The book of Acts is thrilling to read. Luke’s narrative moves quickly and takes the reader through the triumphs and challenges of the first Christians. The first stage of major opposition comes in chapter 8 when Saul leads a widespread persecution campaign against the church in Jerusalem. This persecution causes Christians to be scattered across the regions of Judea and Samaria.
Luke follows the story of Philip and his ministry in a city in Samaria. Philip was a leader in the church but not one of the apostles. He was a deacon who was chosen to serve by helping the needy in the church. When he flees from Jerusalem, he begins doing ministry in a Samaritan city. In Acts 8:8, Luke says, “So, there was much joy in that city.”
That verse has captured my heart and imagination for years. I want to live in a city where we can say that the gospel has brought much joy. How can this vision become a reality? I want to use Philip’s ministry as a model for how we do urban-focused missions.
1. Good News
Luke specifically says that when Philip went into that city, he began to “proclaim to them the Christ” (Acts 8:5). He didn’t arrive and share a moral checklist for them to make themselves right with God. He also didn’t tell them some enlightening wisdom to improve their lives. He didn’t have advice for them but news.
Here is the critical difference between Christianity and every other worldview. The core teaching of every other religious or philosophical movement has been advice. They tell us that we are fundamentally good but that we need some help to improve our lives and connect with God. So, we can add some morality or wisdom to our life and accomplish salvation. That’s advice.
However, Philip entered the city with news for the Samaritans. He told them about “the Christ.” The gospel isn’t advice — do this and be saved — but good news about what someone else has done on our behalf. The gospel is the complete reversal of what other worldviews tell you. It says that we are fundamentally bad and that we cannot make ourselves right before God; so, we need the goodness of someone else to save us. An urban-focused ministry will make the gospel central to everything it teaches and does. Only the gospel can bring much joy to a city because it’s not just good advice about how to improve your life but good news about a brand new life in Christ.
2. Good Works
Philip and his fellow missionaries did more than talking. Luke says that they also went about healing people and casting out demons (Acts 8:6–7). The supernatural phenomena may turn some people off, but let’s not be distracted by it and lose the underlying principle. These Christians were addressing the inner afflictions and outer needs of the Samaritans. We should also remember that in the previous chapters Luke repeatedly reminded us that they were quick to help those in financial distress too.
Both good news and good works are essential for a thriving urban-focused ministry. Luke says that the crowds were intently listening to what Philip had to say about Jesus (Acts 8:6). Why? They saw what he was doing.
Our city will listen to what we have to say when they see that we care. This care has to extend beyond the formal, organizational ministries that we so often focus on. Christians living in the city must see their dorms, apartments, and neighborhoods as mission fields where they can show love for their neighbors.
3. New Relationships
It’s helpful to remember that Philip’s ministry took place in a real place with real people. If we forget that, then we miss out on one of the most phenomenal parts of this little story. That is, centuries of racial tension being healed.

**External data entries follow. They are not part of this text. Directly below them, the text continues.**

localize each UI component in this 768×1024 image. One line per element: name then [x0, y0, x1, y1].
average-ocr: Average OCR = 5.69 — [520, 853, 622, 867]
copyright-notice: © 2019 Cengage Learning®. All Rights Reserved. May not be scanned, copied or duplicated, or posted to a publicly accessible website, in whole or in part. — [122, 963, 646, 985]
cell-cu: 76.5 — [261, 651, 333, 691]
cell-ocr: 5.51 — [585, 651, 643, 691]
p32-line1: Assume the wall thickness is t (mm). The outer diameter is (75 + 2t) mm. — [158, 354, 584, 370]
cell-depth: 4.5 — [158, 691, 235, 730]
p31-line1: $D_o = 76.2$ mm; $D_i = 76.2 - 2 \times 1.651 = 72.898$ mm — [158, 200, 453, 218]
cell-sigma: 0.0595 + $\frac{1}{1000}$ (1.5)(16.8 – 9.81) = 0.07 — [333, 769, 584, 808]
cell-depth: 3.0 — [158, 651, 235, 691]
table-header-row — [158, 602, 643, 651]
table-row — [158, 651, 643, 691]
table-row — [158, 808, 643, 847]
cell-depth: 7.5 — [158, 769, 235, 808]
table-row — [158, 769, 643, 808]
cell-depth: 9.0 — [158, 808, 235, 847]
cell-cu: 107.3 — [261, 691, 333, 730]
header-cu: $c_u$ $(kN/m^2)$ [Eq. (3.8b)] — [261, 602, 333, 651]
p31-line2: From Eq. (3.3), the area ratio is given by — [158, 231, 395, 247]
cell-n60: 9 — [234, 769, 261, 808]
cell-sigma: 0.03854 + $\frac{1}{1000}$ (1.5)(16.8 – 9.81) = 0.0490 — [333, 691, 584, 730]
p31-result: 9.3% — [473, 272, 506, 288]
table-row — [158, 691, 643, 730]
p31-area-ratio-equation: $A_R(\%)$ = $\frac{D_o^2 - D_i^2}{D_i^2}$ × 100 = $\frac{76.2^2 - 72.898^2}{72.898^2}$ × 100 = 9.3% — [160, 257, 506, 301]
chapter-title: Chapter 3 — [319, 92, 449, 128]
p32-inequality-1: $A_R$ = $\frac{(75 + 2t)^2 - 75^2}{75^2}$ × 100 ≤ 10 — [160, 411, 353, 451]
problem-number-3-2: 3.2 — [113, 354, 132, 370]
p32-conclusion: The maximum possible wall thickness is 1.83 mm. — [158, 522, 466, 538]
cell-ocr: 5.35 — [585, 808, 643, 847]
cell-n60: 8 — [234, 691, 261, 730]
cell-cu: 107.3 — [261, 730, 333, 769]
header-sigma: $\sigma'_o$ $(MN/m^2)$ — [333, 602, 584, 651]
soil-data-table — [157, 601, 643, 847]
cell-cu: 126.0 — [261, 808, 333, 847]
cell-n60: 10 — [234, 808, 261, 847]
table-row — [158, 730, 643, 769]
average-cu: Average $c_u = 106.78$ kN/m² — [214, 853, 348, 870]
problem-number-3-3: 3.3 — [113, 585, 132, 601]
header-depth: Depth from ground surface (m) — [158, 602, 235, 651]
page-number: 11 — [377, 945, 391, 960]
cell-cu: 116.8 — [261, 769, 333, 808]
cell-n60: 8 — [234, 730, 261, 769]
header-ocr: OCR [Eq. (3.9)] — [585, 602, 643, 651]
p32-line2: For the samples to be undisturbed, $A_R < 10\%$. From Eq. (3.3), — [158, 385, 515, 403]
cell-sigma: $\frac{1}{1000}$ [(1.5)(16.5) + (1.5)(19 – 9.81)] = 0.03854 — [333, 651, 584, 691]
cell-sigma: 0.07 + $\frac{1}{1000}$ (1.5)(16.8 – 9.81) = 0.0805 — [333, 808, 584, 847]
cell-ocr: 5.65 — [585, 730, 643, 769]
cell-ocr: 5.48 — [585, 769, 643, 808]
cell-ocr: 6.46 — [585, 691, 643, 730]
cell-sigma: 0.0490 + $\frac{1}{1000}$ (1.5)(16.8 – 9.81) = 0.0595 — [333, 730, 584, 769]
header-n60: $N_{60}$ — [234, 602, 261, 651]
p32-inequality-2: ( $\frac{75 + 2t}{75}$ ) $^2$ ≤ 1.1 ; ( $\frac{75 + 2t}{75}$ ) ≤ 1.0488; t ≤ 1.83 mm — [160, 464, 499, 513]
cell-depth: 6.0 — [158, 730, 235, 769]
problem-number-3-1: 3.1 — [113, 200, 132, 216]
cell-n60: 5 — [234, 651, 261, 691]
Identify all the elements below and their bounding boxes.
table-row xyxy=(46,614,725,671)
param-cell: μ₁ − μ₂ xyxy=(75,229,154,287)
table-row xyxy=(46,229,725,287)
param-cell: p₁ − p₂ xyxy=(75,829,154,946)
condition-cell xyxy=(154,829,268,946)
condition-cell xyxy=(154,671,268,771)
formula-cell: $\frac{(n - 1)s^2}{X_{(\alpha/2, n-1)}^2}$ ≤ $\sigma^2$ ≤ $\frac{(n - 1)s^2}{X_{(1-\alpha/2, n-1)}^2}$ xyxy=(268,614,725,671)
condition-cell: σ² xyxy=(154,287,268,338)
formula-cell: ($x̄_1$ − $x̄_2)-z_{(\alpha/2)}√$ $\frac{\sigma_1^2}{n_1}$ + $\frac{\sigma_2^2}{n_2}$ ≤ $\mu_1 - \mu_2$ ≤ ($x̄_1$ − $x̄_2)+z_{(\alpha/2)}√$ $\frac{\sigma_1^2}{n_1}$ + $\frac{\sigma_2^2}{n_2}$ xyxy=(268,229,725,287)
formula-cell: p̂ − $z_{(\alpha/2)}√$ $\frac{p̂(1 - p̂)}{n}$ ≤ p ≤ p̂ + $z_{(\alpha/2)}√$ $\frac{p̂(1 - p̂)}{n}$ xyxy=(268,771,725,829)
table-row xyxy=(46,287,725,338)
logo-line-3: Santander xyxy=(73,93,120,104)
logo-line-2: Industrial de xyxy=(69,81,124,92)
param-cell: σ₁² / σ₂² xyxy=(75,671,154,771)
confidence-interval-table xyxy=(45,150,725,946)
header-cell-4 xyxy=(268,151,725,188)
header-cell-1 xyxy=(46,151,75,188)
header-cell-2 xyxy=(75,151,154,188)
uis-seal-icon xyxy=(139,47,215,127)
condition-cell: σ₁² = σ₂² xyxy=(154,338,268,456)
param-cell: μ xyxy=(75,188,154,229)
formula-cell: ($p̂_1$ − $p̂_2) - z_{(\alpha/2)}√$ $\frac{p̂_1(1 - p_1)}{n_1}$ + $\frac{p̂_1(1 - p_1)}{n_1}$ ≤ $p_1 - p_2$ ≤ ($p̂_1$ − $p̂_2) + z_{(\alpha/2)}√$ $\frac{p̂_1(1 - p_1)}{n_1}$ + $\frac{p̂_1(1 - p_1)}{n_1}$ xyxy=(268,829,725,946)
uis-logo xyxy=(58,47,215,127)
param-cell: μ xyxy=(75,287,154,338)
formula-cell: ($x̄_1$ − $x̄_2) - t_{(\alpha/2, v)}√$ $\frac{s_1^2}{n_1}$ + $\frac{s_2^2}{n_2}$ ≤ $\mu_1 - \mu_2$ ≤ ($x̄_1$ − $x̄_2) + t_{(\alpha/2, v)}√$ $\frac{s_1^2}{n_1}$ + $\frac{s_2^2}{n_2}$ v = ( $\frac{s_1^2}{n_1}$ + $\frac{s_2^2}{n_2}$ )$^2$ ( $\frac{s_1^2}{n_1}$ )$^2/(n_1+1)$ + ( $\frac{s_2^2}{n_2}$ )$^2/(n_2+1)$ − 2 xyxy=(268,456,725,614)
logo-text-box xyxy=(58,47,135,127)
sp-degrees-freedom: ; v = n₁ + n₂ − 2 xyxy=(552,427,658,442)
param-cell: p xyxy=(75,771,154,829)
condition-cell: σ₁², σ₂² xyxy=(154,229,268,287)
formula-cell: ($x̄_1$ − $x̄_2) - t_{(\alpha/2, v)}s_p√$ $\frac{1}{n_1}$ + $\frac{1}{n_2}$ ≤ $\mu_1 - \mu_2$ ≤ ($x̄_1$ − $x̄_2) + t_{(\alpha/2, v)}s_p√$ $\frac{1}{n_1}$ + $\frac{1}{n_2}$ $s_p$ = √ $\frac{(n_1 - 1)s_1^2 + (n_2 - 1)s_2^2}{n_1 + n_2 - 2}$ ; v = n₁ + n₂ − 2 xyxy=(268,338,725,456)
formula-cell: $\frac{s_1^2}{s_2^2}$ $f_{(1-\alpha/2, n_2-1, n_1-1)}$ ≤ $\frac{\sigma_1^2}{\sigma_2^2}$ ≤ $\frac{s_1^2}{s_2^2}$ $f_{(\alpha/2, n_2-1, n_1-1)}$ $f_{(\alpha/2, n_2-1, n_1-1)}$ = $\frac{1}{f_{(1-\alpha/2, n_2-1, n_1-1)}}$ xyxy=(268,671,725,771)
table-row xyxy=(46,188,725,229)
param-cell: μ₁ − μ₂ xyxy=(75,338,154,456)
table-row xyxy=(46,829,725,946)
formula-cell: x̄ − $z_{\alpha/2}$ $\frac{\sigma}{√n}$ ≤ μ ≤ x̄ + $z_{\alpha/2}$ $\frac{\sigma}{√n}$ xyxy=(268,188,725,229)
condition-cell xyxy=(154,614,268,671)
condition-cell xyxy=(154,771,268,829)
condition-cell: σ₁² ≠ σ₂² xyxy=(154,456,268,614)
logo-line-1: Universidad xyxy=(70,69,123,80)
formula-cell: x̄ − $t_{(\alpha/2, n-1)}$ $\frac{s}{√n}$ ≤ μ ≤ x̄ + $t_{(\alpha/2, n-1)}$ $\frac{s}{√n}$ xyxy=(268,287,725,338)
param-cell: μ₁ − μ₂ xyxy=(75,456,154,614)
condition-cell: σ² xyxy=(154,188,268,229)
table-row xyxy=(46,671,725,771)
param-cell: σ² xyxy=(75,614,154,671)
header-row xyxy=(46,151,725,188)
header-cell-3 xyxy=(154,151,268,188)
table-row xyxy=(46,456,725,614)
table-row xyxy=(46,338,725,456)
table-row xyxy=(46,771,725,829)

Jews and Samaritans did not get along well. The Jewish people particularly looked down on Samaritans. Centuries before, the Samaritan people were Jews who had been displaced by war. They intermarried with the Canaanites and mixed their religions together. Jews had an incredible amount of disdain for them over these issues. They considered the Samaritans half-breeds and heretics. In fact, Jews would often travel around Samaria-lengthening their journey considerably-rather than have to pass through the country. In this story, Philip has overcome centuries of strife and brought joy to the city. How? The gospel had changed Philip’s heart.
When we look down on a group, whether that be racism or any other form of bigotry, we do so in an attempt to affirm ourselves. We feel a deep insecurity about ourselves, so we have to put others down in order to bolster our group. We look down on other races, socioeconomic classes, cultures, and so on.
The gospel changes this by addressing that deep insecurity. It tells us that we are sinners but that we are loved by God. We are so loved, in fact, that he would take the penalty for our sin upon himself. Is there any greater affirmation that this?
When my insecurities are healed, then I am enabled to love those who are different from me because I no longer need the affirmation of feeling superior to them. Philip and the other Christians in Samaria sought out racial reconciliation because the gospel had dealt with their deepest insecurities.
An urban-focused ministry should regularly have new relationship being formed between groups that were once divided. By doing this, the church showcases the power of the gospel to its city.
Though we could list several more, we’ve covered the three marks of urban-focused missions that Philip and his fellow missionaries practiced. Can Lafayette one day be a city described as having much joy in the gospel? Practicing these three marks will be a great place to start so that we see that vision become reality.